Журналистика потому и есть небратское дело, что она — неотеческая, что она знает только настоящее, занимается вопросами дня и забывает прошедшее. Когда и литература обращается в журналистику, то и она производит только эфемерные, недолговечные творения. Журналистика — выражение «людей дня» — что же другое и может произвести, как не эфемерное, однодневное! Литература, ставшая фельетоном, не долговечнее листьев засыхающих, опадающих, разносимых ветром. Музей оказывает такую же услугу и литературе поденщиков, как и газетам, которых публика в памяти не хранит, а употребляет на обертки, если не на нечто еще менее почтенное. И наука становится журналистикою, служит эфемерному, когда занимается приложением к промышленности и к военному делу.

Журнальная литература, литература личных и эфемерных сочинений, есть произведение того же разума, той же души, которые произвели и сельское хозяйство, и связанную с ним естественную сельскую религию, и народные поэмы, создававшиеся хотя и в течение многих веков и многими поколениями, но тем не менее сохранившие единство, составившие одну поэму. А в городе тот же разум, забыв свое происхождение, стал отрицанием сельской религии, отрицанием не того, что в ней есть недействительного, мнимого, а всеобщности цели, обязанности каждого поколения жить для всех. Земледельческая, родовая, общинная жизнь была основою такого единства, тогда как в городе, где существование зависит от отдельных, личных ежедневных усилий, даже и литература не могла удержать единства. Только привычка мешает нам видеть всю неестественность этого литературного распада, при котором не только произведения отдельных лиц стараются выделиться одно от другого, как будто они делают не одно и то же дело (впрочем, не хотят признать даже существование такого дела!), но и каждый отдельный человек производит в течение жизни множество произведений, между которыми нет, по-видимому, ничего общего, в которых и сам автор не откроет единства, да и не сочтет его нужным. Верх такого распадения представляет фельетонист, каждый день беседующий о предметах, взаимной связи не имеющих, и об установлении каковой фельетонист и не думает, даже не представляет ее себе, ибо он пишет для того лишь, чтобы и самому тотчас же забыть им написанное. Воистину, это литература эфемерных мелочей!..

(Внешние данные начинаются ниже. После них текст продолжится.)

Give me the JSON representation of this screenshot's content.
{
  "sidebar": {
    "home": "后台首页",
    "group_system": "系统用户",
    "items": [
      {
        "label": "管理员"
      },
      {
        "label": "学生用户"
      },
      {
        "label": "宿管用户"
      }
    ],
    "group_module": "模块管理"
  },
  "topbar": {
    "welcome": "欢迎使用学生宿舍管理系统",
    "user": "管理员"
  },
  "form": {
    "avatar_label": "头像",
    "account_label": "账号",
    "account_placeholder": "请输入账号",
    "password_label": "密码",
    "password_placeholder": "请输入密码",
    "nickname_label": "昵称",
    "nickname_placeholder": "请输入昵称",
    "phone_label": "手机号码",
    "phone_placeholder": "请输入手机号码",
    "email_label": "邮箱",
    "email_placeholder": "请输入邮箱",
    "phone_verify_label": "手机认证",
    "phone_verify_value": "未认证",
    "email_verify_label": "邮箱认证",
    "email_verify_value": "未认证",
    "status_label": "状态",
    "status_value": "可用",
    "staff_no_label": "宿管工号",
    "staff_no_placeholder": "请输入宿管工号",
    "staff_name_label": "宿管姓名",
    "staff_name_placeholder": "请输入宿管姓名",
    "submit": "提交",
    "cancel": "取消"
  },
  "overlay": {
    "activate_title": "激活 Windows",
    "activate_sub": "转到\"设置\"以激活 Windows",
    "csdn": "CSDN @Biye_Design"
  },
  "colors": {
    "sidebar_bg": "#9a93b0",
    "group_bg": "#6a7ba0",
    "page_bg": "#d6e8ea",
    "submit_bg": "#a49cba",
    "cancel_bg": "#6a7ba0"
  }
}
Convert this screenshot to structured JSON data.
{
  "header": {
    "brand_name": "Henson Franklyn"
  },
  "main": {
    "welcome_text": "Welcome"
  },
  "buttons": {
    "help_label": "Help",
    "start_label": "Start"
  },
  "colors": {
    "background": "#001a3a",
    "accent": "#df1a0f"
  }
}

Если в поэмах народных утрачивалась личность и сохранялось единство, то в городских произведениях утрачивается единство и сохраняется личность; впрочем, сохраняется лишь настолько, насколько в народных поэмах сохранилось единство, так как надлежащего единства не было и там. Сознание, что весь раздор партий и сословий и разъединение литературных умственных сил заключается в условиях городской жизни, это сознание и будет вести к возвращению к сельской жизни, если только сознание и совесть еще имеют значение в жизни и если условия материального существования не будут тому препятствием.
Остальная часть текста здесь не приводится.